Seven hundred Pakistani citizens died in American drone attacks in 2009 alone. It is not accidental!

What the US and its western allies do not understand is that their present war is not against an economic-political ideology (communism). This war is against a people, a faith, a history, an existential reality, an entirety of a civilisation, an actual formidable historical presence and an enduring spiritual entity. They, the US and its allies (which include collaborating political elites in Muslim countries), cannot win this war. Indeed, they can unleash havoc, a wave of destruction (as they are doing now), but they cannot and will not win!
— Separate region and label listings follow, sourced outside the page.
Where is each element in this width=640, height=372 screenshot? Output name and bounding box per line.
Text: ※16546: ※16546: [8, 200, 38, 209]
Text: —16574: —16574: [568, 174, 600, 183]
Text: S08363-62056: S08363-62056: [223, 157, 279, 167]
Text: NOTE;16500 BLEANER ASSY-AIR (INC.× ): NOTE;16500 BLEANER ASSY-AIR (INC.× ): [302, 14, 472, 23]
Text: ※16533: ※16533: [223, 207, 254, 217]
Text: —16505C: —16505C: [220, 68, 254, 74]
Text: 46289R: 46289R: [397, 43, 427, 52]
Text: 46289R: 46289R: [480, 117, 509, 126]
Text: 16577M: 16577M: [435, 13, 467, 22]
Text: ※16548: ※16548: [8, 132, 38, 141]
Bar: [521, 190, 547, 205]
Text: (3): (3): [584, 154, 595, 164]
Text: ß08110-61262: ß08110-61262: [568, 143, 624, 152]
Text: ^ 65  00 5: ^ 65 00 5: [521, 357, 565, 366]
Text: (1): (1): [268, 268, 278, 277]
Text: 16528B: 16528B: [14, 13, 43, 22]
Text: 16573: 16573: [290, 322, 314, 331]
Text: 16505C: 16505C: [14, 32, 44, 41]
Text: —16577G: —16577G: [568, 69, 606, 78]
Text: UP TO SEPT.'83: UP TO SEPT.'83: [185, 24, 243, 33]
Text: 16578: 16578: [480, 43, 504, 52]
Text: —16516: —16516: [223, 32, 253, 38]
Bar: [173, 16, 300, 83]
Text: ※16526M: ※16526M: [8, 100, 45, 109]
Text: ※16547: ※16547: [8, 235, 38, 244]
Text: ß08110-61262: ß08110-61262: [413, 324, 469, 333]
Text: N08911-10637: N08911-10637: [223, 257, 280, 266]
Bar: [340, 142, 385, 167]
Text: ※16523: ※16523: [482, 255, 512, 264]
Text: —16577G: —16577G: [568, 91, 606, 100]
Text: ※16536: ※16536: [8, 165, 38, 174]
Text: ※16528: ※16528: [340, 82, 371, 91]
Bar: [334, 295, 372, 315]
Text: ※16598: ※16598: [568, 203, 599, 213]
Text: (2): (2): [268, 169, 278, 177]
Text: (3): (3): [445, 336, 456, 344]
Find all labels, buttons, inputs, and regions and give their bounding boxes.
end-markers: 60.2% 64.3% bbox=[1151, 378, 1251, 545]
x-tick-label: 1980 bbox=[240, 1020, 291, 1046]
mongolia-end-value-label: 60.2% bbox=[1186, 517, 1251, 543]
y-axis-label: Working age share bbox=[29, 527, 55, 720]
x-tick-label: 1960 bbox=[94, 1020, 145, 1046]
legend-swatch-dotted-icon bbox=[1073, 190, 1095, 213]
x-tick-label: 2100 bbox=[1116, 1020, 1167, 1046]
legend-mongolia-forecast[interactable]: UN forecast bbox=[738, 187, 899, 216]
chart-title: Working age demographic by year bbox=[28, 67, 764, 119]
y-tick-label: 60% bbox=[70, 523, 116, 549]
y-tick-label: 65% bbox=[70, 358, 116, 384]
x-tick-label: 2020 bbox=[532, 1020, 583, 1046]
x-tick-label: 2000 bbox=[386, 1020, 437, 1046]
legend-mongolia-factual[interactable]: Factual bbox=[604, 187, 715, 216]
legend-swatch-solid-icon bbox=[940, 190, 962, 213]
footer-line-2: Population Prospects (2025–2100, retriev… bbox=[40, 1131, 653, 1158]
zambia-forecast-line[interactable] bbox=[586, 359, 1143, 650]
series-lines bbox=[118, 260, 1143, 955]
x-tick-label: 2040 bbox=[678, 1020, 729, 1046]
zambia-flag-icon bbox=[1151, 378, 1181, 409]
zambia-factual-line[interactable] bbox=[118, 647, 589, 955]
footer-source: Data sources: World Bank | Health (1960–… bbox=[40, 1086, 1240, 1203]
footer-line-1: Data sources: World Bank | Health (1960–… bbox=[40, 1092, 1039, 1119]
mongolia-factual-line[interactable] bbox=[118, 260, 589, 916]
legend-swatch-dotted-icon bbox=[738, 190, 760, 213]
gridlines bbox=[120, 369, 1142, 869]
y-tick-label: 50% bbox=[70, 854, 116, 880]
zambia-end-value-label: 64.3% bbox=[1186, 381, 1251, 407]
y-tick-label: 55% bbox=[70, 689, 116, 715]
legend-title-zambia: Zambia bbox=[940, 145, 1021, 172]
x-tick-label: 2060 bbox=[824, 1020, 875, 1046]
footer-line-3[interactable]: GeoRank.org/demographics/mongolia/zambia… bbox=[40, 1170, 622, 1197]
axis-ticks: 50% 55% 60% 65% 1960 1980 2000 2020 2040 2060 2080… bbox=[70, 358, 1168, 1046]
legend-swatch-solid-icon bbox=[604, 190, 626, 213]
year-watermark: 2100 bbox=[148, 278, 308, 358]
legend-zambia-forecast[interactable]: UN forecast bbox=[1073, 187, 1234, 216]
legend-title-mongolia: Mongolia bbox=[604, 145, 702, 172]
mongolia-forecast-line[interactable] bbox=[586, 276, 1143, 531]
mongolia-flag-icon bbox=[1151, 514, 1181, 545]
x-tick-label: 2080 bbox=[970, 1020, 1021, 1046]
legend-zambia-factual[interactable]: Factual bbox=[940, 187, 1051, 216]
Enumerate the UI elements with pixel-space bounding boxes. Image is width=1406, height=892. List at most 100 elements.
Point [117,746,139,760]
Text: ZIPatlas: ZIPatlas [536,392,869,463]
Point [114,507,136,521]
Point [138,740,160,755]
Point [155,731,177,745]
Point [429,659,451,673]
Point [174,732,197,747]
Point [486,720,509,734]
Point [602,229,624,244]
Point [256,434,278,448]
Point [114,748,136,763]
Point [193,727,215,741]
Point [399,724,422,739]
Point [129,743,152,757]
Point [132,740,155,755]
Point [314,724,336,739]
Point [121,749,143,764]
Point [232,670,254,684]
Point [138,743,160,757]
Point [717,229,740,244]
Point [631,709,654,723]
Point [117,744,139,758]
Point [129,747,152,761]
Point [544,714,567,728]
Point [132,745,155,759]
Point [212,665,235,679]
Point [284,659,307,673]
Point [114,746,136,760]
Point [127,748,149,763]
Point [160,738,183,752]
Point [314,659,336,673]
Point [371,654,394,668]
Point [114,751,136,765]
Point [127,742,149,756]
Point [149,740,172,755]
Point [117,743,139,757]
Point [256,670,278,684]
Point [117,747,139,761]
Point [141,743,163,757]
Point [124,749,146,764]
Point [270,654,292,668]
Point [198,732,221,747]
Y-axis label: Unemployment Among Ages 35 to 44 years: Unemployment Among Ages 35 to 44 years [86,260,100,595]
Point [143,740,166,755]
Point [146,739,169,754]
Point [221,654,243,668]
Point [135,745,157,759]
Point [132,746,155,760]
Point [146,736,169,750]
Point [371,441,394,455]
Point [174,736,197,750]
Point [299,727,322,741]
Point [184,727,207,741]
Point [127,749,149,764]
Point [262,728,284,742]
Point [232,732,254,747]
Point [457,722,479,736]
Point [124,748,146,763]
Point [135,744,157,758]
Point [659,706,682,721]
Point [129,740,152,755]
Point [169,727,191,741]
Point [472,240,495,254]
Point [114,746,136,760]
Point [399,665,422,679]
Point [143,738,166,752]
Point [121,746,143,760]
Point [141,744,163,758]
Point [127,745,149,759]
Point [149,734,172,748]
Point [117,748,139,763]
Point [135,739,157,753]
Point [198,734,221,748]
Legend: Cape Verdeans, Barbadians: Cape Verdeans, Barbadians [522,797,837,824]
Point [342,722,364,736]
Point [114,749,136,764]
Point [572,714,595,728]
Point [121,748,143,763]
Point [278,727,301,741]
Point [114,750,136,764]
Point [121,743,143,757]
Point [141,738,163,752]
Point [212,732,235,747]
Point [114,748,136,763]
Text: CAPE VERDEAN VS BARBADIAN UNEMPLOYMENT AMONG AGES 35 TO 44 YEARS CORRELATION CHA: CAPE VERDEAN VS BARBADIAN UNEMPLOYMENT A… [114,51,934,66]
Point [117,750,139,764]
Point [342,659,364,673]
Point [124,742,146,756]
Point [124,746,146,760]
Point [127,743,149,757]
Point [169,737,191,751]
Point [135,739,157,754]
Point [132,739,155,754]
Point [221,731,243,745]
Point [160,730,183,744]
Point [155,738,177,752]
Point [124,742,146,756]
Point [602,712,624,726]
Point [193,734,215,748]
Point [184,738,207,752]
Coming back to the context of Pak-US relations, consider the following most plausible scenario in the immediate future:

Through covertly managed organised violence, collaborations, propaganda, bombings and political manipulations, the US succeeds in destabilising Pakistan to an extent of complete political chaos, limited anarchy and a near civil war situation. Under the pretext of threat to international security, American and NATO forces are moved from Afghanistan to Pakistan. Pakistan’s nuclear assets are seized, a puppet regime is installed: Pakistan is de-nuclearised, India (the newest US ally) becomes a dominant regional power, Iran is contained, China-Russia growing political clout is checked, the US/west’s historical global dominance is achieved – the world is saved!

Is that what the Pakistani nation wants and deserves?

Imran Khan’s perspective on Pakistan’s foreign policy and domestic priorities is correct: we need to politically-militarily disengage Pakistan from the US/west’s global objectives. We need to immediately end this so-called War on Terror against our own citizens. We need to negotiate peace with political dissidents in NWFP, Balochistan and in every corner of Pakistan. We must appreciate the fact that political dissent is not terror!

We ought to, by engaging our own citizens and political dissidents, quietly and secretly do a complete “cleansing” of the foreign elements and local collaborators involved in organised violence in our country. This can only be accomplished by a determined, independent, nationalist and highly efficient political leadership that can make the national policy without American influence and interference. And this is the ultimate requirement of our times.

At last, Mian Nawaz Sharif said something right the other day: the public in Pakistan needs to think in revolutionary ways now.

Allow me to go one step further: what we need is a revolutionary political leadership in this country. We deserve a change in the political mindset and political conduct of this nation’s leaders. We need fresh leadership in Pakistan.

We all do not need to be politically loyal to our contemporary political dispensation or to our present political allies. We must completely reject a global political system of US/west’s dominance.

We all ought to be political dissidents! After all, dissent is a vital element of the democratic political process. It is a duty of an engaged citizenry!

One day we all might be considered terrorists by our western “friends”.

Never mind. So be it!

–By Dr Haider Mehdi
The writer is an academic, political analyst and conflict-resolution expert.